This page describes how to train your own models with omnidata. For the exact code used in the paper, see the paper code dump repo.

Training Strong Models

Omnidata is a means to train models in different vision tasks. Here, we provide the code for training our depth and surface normal estimation models. You can train the models with the following commands:

Depth Estimation

We train DPT-based models on Omnidata using 3 different losses: scale- and shift-invariant loss and scale-invariant gradient matching term introduced in MiDaS, and also virtual normal loss introduced here.

python --config_file config/depth.yml --experiment_name rgb2depth --val_check_interval 3000 --limit_val_batches 100 --max_epochs 10

MiDaS Implementation

We provide an implementation of the MiDaS Loss, specifically the ssimae (scale- and shift invariant MAE) loss and the scale-invariant gradient matching term in losses/ The video below shows the output of our MiDaS reimplementation (a DPT trained on the Omnidata starer datset) compared to the original DPT w/ MiDaS trained on a mix of 10 depth datasets that contains both real images and depth sensor readings. The resampled data from Omnidata seems not to hurt training, since the reimplemented version better captures the 3D shape (quantitative comparisons of depth estimation are in the paper).

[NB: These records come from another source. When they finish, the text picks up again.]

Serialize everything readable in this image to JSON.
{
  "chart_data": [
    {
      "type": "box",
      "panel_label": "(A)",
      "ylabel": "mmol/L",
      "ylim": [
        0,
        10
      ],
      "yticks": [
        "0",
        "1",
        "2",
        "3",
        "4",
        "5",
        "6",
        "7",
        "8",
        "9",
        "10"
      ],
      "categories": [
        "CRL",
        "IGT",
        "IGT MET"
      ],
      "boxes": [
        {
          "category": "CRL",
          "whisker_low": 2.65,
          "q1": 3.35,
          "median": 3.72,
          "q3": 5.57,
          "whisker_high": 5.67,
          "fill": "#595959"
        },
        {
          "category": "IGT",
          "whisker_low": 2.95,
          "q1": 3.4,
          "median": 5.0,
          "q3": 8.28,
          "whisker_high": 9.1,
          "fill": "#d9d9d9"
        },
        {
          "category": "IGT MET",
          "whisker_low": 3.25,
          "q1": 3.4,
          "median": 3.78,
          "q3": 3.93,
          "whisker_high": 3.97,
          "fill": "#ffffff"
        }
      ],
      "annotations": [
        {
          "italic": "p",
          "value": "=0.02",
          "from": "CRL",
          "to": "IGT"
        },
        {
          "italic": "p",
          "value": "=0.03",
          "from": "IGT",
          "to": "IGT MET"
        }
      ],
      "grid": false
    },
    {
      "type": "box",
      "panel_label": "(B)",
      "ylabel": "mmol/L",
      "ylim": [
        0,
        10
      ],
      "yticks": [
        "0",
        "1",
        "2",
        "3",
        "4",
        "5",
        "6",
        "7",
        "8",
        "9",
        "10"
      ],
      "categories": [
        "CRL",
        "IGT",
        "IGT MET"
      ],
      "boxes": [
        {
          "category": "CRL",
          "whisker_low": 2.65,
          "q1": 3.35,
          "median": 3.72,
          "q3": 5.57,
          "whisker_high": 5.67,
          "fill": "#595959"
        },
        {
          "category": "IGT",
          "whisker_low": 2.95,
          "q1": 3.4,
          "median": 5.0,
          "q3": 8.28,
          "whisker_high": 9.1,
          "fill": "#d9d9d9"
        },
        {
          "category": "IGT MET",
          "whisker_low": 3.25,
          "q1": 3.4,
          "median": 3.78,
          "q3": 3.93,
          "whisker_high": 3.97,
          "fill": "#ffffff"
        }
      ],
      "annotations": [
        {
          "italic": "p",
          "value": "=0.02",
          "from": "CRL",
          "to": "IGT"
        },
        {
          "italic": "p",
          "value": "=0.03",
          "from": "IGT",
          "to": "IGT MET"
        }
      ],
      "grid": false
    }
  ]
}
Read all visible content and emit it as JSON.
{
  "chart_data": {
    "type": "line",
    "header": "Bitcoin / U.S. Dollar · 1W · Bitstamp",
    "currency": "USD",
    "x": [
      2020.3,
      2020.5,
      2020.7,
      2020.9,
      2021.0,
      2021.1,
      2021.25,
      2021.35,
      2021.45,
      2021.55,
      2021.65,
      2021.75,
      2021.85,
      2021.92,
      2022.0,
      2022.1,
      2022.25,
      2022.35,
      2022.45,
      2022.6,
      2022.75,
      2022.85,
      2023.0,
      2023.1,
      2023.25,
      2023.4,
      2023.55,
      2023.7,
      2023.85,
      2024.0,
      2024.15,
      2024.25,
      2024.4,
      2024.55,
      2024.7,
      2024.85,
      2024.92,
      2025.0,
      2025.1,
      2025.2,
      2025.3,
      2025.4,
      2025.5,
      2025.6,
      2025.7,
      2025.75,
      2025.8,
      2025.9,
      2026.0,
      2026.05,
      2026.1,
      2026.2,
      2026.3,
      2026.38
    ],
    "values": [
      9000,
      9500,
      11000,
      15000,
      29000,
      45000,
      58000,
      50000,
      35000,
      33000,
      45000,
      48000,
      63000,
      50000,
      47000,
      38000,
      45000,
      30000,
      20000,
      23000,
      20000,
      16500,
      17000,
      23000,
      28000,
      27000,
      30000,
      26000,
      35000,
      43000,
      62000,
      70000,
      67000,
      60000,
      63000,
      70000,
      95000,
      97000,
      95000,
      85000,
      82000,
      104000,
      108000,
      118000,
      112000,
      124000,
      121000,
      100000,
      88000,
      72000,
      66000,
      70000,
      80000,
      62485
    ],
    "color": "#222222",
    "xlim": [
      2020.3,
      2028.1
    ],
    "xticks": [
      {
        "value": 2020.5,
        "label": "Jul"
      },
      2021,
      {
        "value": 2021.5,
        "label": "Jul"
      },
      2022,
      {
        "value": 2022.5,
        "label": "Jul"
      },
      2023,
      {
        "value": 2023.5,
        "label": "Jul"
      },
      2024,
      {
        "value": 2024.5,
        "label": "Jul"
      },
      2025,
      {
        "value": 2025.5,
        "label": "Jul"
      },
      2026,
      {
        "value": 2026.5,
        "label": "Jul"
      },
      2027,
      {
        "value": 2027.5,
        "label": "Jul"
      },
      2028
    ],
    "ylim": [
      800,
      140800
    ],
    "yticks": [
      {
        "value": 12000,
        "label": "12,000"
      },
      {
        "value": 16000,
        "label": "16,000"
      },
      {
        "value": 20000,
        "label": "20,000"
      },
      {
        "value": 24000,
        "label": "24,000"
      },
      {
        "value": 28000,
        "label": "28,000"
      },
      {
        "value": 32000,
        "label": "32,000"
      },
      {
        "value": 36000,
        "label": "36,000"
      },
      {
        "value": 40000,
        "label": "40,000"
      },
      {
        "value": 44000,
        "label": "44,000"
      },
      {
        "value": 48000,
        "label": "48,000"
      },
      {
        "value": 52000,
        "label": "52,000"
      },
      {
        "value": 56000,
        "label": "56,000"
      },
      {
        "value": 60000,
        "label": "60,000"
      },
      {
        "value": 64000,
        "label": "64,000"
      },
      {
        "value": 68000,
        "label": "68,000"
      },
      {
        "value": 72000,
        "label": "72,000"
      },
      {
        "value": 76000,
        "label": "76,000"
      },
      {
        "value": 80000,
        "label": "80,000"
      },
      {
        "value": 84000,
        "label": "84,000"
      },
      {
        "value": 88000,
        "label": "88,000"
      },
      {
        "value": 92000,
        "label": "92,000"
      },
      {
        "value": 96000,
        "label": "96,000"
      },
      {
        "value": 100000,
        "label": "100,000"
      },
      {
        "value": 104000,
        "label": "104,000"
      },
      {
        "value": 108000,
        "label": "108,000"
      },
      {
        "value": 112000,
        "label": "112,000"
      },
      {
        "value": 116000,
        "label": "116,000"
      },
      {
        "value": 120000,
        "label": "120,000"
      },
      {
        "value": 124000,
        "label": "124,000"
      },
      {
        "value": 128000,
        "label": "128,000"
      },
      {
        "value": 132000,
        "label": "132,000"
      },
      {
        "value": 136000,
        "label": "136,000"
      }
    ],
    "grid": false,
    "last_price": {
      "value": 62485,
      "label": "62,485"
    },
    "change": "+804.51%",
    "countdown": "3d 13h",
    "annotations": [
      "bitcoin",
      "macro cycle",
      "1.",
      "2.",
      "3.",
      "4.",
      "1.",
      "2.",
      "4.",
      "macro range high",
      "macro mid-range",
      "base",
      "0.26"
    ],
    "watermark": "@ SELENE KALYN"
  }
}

MiDaS loss is useful for training depth estimation models on mixed datasets with different depth ranges and scales, similar to our dataset. An example usage is shown below:

from losses.midas_loss import MidasLoss
midas_loss = MidasLoss(alpha=0.1)
midas_loss, ssi_mae_loss, reg_loss = midas_loss(depth_prediction, depth_gt, mask)

alpha specifies the weight of the gradient matching term in the total loss, and mask indicates the valid pixels of the image.

Surface Normal Estimation

We train a UNet architecture (6 down/6 up) for surface normal estimation using L1 Loss and Cosine Angular Loss.

python --config_file config/normal.yml --experiment_name rgb2normal --val_check_interval 3000 --limit_val_batches 100 --max_epochs 10

Here are some results (compared to X-Task Consistency):

3D Depth-of-Field Augmentation

Mid-level cues can be used for data augmentations in addition to training targets. The availability of full scene geometry in our dataset makes the possibility of doing Image Refocusing as a 3D data augmentation. You can find an implementation of this augmentation in data/ You can run this augmentation on some sample images from our dataset with the following command.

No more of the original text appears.